You said 2008-2011. You also said 610 billion per year. And, yes, I’m fully aware that the deficit is caused by a combination of spending and revenue.
Yes, I realize that. My point is that the 2010 budget and 2011 budgets don’t accurately reflect spending by each agency. I think the budgeted amount for each year needs to be added to the stimulus money allocated in 2009. For instance, if the 2010 budget allocates 20 billion for a department and they have 5 billion in stimulus carry-over, then the budget does not reflect what they actually spend.
What I’m saying is that the 2010 budget is almost the same size as 2009. All the stimulus money shows up in the budgets of individual agencies in 2009. The budgets of individual agencies look smaller than their allocated 2010 (budget + surplus carry-over) spending. It would seem to give the impression that spending is much lower than it actually is.
Ah. I misunderstood you in the previous post. That $600 billion is the increase between total spending in 2008 and the total spending in 2011. That isn’t a third of anything, that’s the full change between those two years that are being compared.
Once again, you are mixing apples and oranges. The President’s budget only requests new Budget Authority. Previously appropriated funds are old Budget Authority. There’s no sense in a budget request asking for funds already made available by law. However, if you look at the proper charts in the tables I linked to, they will display the actual outlays - the expenditure of BA - in the years that it occurs.

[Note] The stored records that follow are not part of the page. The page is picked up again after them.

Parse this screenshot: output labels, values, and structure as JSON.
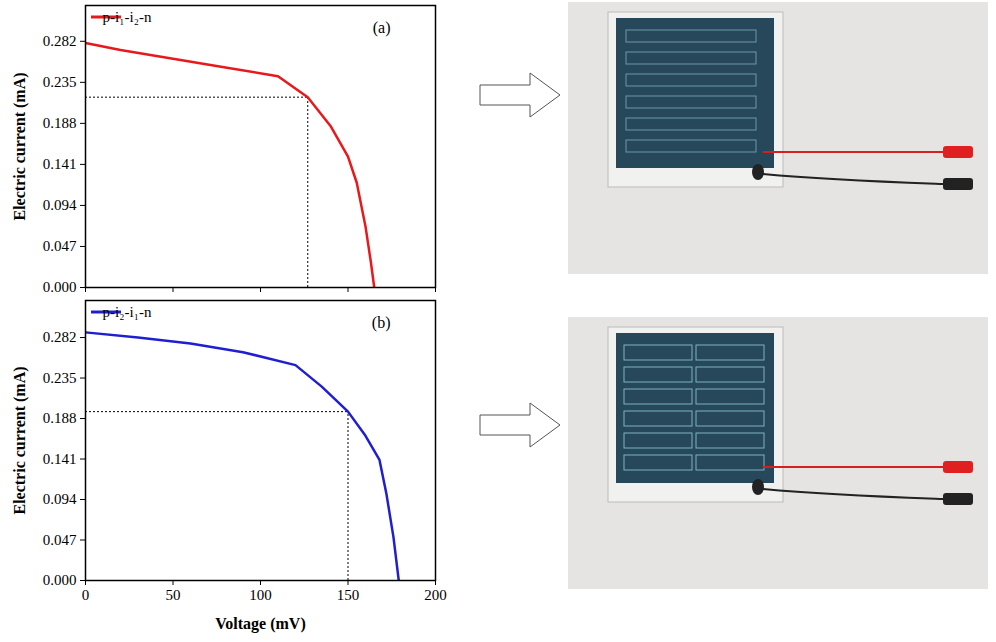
{
  "chart_data": [
    {
      "type": "line",
      "title": "(a)",
      "y_label": "Electric current (mA)",
      "legend": "top-left",
      "tick_labels": "y",
      "xlim": [
        0,
        200
      ],
      "xticks": [
        0,
        50,
        100,
        150,
        200
      ],
      "ylim": [
        0,
        0.323
      ],
      "yticks": [
        {
          "value": 0,
          "label": "0.000"
        },
        0.047,
        0.094,
        0.141,
        0.188,
        0.235,
        0.282
      ],
      "x": [
        0,
        20,
        50,
        80,
        110,
        127,
        140,
        150,
        155,
        160,
        163,
        165
      ],
      "series": [
        {
          "name": "p-i₁-i₂-n",
          "color": "#e8191c",
          "values": [
            0.28,
            0.272,
            0.262,
            0.252,
            0.242,
            0.218,
            0.185,
            0.15,
            0.12,
            0.07,
            0.03,
            0.0
          ]
        }
      ],
      "max_power_point": [
        127,
        0.218
      ]
    },
    {
      "type": "line",
      "title": "(b)",
      "y_label": "Electric current (mA)",
      "x_label": "Voltage (mV)",
      "legend": "top-left",
      "xlim": [
        0,
        200
      ],
      "xticks": [
        0,
        50,
        100,
        150,
        200
      ],
      "ylim": [
        0,
        0.325
      ],
      "yticks": [
        {
          "value": 0,
          "label": "0.000"
        },
        0.047,
        0.094,
        0.141,
        0.188,
        0.235,
        0.282
      ],
      "x": [
        0,
        30,
        60,
        90,
        120,
        135,
        150,
        160,
        168,
        172,
        176,
        179
      ],
      "series": [
        {
          "name": "p-i₂-i₁-n",
          "color": "#1f1fd0",
          "values": [
            0.288,
            0.282,
            0.275,
            0.265,
            0.25,
            0.225,
            0.196,
            0.168,
            0.14,
            0.1,
            0.05,
            0.0
          ]
        }
      ],
      "max_power_point": [
        150,
        0.196
      ]
    }
  ]
}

The tables I have been referencing that compare 2008 and 2011 are reflections of the money that was actually spent in those years. If you think that those figures give the impression that spending is lower than you think it is, then your assumption that spending is increasing at a rapid rate is what is in error. Don’t blame the data for not supporting your preordained opinion.
Does that number have any signficance? 600 billion extra in 2011 does not take the 2010 increase into account (or the 2009 increase minus stimulus). Those numbers should be added together for your calculation to make sense.
You are correct. I found the correct charts for agency outlays on page 82 and 83.
The yearly outlays for individual agencies is much more informative as it is clear from that chart that spending increases unabated in 2010 and 2011 for the majority of agencies. Of course this spending includes, as you mentioned, previously allocated multi-year and no-year funds as well as, presumably, stimulus funds.
Please don’t put words in my mouth. I was not suggesting that spending is lower than I thought. I fully realize that the amount of money spent would be identical either way. I was suggesting, incorrectly due to the chart I was looking at, that the budgeted money does not represent the total spent in that year. As a result the figure shown would be inaccurate and would suggest lower yearly spending per agency. Table 4-1 shows the yearly spending per agency and it is clear that spending did not “peak” in 2009 and go down…that stimulus money is funding many agencies for a number of years on top of their yearly budgets (in addition to the aformentioned multi-year and no-year money).
Remember, though, that Obama’s proposed budgets would have increased spending quite a bit more than we are currently experiencing. Add to that the increased spending for “temporary” programs such as subsidizing health coverage for the unemployed, aid to state and local governments, expansion of EITC, etc. which may not be temporary in the end. Today’s benefit can very easily become tomorrow’s entitlement.
So, in summary, do you see that the outlays for agencies in the years following 2009 include spending that was part of the 2009 stimulus and that the yearly budgets for the agencies have not been raised by any appreciable amount?
I think that remains to be seen. All we have at this point are estimates. There would be no need to raise the budgeted amount of each agency if they are being supplemented with stimulus money. Estimates are, as I’m sure you know, unreliable at best. Only time will tell.